Navajo Nation Will Start Its Phased-In Reopening Plan Aug. 17

Fronteras Desk

The Navajo Nation has announced its plan for a phased-in reopening beginning Aug. 17. Navajo President Jonathan Nez says it will not be a rushed reopening, and the plan prioritizes elders and high-risk individuals.

“Everybody’s saying ‘keep everything closed.’ You can’t keep everything closed and get our elders the direct services that they need," said Nez.

Depending on data trends, the tribe may move from a less-restrictive to a more-restrictive status and vice versa.

At times, The Navajo Nation had one of the highest per capita infection rates in the country. Now, it has had 48 consecutive days with fewer than 100 reported daily coronavirus cases.

Feminist Groups In Sonora Call Proposed Law On Sexual Violence Onilne A 'Hoax'

Fronteras Desk

Feminist groups across Mexico have been fighting for legal reforms penalizing the unauthorized sharing of sexual images online.
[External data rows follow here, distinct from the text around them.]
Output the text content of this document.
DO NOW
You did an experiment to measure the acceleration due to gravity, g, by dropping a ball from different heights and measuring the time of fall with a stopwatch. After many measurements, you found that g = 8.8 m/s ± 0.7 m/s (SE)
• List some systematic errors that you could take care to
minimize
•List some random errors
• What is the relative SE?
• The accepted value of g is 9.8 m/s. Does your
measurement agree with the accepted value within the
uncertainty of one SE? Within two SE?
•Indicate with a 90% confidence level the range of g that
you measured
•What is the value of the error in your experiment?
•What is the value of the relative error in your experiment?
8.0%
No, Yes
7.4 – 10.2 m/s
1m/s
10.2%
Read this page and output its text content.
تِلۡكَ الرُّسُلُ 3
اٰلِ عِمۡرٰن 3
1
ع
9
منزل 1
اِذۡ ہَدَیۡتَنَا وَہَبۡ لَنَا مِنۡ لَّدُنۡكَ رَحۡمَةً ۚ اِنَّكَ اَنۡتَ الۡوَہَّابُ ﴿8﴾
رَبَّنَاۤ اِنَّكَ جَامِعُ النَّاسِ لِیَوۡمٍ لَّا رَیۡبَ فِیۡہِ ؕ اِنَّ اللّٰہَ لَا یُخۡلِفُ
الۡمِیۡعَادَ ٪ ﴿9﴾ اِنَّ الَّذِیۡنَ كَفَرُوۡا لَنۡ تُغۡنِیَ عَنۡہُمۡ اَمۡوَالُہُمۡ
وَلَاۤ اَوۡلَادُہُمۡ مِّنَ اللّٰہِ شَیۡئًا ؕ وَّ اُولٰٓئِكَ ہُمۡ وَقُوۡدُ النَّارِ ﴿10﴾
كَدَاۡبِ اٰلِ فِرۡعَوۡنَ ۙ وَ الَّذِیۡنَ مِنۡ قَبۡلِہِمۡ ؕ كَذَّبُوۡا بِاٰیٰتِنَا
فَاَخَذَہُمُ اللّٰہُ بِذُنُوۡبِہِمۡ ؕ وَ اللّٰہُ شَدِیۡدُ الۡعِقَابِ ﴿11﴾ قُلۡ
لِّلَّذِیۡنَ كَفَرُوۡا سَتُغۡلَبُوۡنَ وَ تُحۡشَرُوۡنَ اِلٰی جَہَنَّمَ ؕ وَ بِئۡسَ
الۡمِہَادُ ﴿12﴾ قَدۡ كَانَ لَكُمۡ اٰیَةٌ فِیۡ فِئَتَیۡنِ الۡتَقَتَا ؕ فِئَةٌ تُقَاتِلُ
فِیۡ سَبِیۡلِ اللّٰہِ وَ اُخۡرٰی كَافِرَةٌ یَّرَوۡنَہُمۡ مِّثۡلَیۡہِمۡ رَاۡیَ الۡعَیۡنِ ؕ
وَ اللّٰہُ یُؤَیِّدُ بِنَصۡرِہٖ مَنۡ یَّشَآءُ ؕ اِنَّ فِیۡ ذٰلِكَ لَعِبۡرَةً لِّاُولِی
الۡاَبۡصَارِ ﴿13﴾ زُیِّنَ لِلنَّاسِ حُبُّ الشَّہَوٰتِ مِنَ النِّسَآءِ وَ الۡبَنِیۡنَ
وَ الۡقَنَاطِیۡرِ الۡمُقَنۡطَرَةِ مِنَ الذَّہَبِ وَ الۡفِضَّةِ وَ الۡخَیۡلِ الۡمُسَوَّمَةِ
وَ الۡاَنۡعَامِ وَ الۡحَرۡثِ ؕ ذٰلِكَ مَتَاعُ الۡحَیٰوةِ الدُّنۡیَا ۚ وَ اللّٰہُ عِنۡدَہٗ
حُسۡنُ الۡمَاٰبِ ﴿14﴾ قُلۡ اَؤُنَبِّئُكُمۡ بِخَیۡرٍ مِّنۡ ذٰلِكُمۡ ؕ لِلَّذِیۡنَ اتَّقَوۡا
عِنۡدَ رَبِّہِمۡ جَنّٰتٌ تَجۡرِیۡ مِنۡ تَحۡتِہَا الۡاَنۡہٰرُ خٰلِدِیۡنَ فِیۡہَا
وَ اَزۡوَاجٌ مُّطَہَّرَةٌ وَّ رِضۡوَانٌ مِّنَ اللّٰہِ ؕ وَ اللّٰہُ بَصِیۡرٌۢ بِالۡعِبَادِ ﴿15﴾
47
But many are rejecting a version of those reforms proposed in Sonora, saying it would do more harm than good.

Twenty-two of Mexico's 32 states have passed set of legislative reforms that criminalizes digital violence, including online harassment, threats and the non-consensual sharing of sexual content.

But feminist collectives in Sonora oppose a version of those reforms proposed by state legislators. Members of various feminist groups in Sonora, held press conference Thursday to express their concerns about what they call "vague and imprecise language" in Sonora’s proposed legislation that substantially changes the intent of the reform and leaves too much room for interpretation.

Learn more here.

Rights group demands Arizona schools not ask citizenship


PHOENIX — A national Latino rights group has warned two Arizona school districts that their practice of asking about citizenship and Social Security numbers on enrollment forms violates a Supreme Court decision that ensures children have access to public education regardless of immigration status.

The Mexican American Legal Defense Fund said it sent the letters by certified mail and email Friday morning, demanding that Coolidge Unified School District in Pinal County east of Phoenix and St. Johns Unified School District in eastern Arizona’s Apache County revise their forms. The high court’s 1982 Plyler v. Doe decision said citizenship should not be a factor in ensuring children get an education.

Learn more here.

Navajo president: Schools should use online learning in fall


WINDOW ROCK — Navajo Nation President Jonathan Nez is urging all schools on the tribe’s reservation to use online learning during the fall semester to help reduce the risk of spreading the coronavirus. Nez’s statement released Thursday night cited all public and private schools, including charter schools, schools operated by the federal Bureau of Indian Affairs and those controlled by the tribe.

Over 9,300 confirmed COVID-19 cases have been reported on the reservation, which includes parts of Arizona, New Mexico and Utah.

Learn more here.

US West faces reckoning over water but avoids cuts for now


CARSON CITY, Nev. — Levels in two massive lakes in the U.S. West are projected to remain high enough to avert severe water cuts in states that rely on the Colorado River. The levels forecast Friday will only trigger voluntary reductions in Arizona and Nevada that haven't yet trickled down to homes.

Despite optimistic forecasts, officials say they must prepare for a drier future as climate change and prolonged drought shrink the amount of water available for cities and farms. With a combination of conservation and alternative sources, officials hope to avoid painful cuts to their water supply from the river that serves 40 million people in seven states.

Learn more here.

Arizona leads nation in pediatric COVID-19 case rate

Arizona Republic

A weekly report from the American Academy of Pediatrics and the Children's Hospital Association found that Arizona has the highest rate of pediatric COVID-19 cases in the entire country. This was true for reports from July 30 and Aug.6, which were the two most recent reports.

The high pediatric case rate reflected Arizona’s status as a nationwide hotspot for general cases of COVID-19.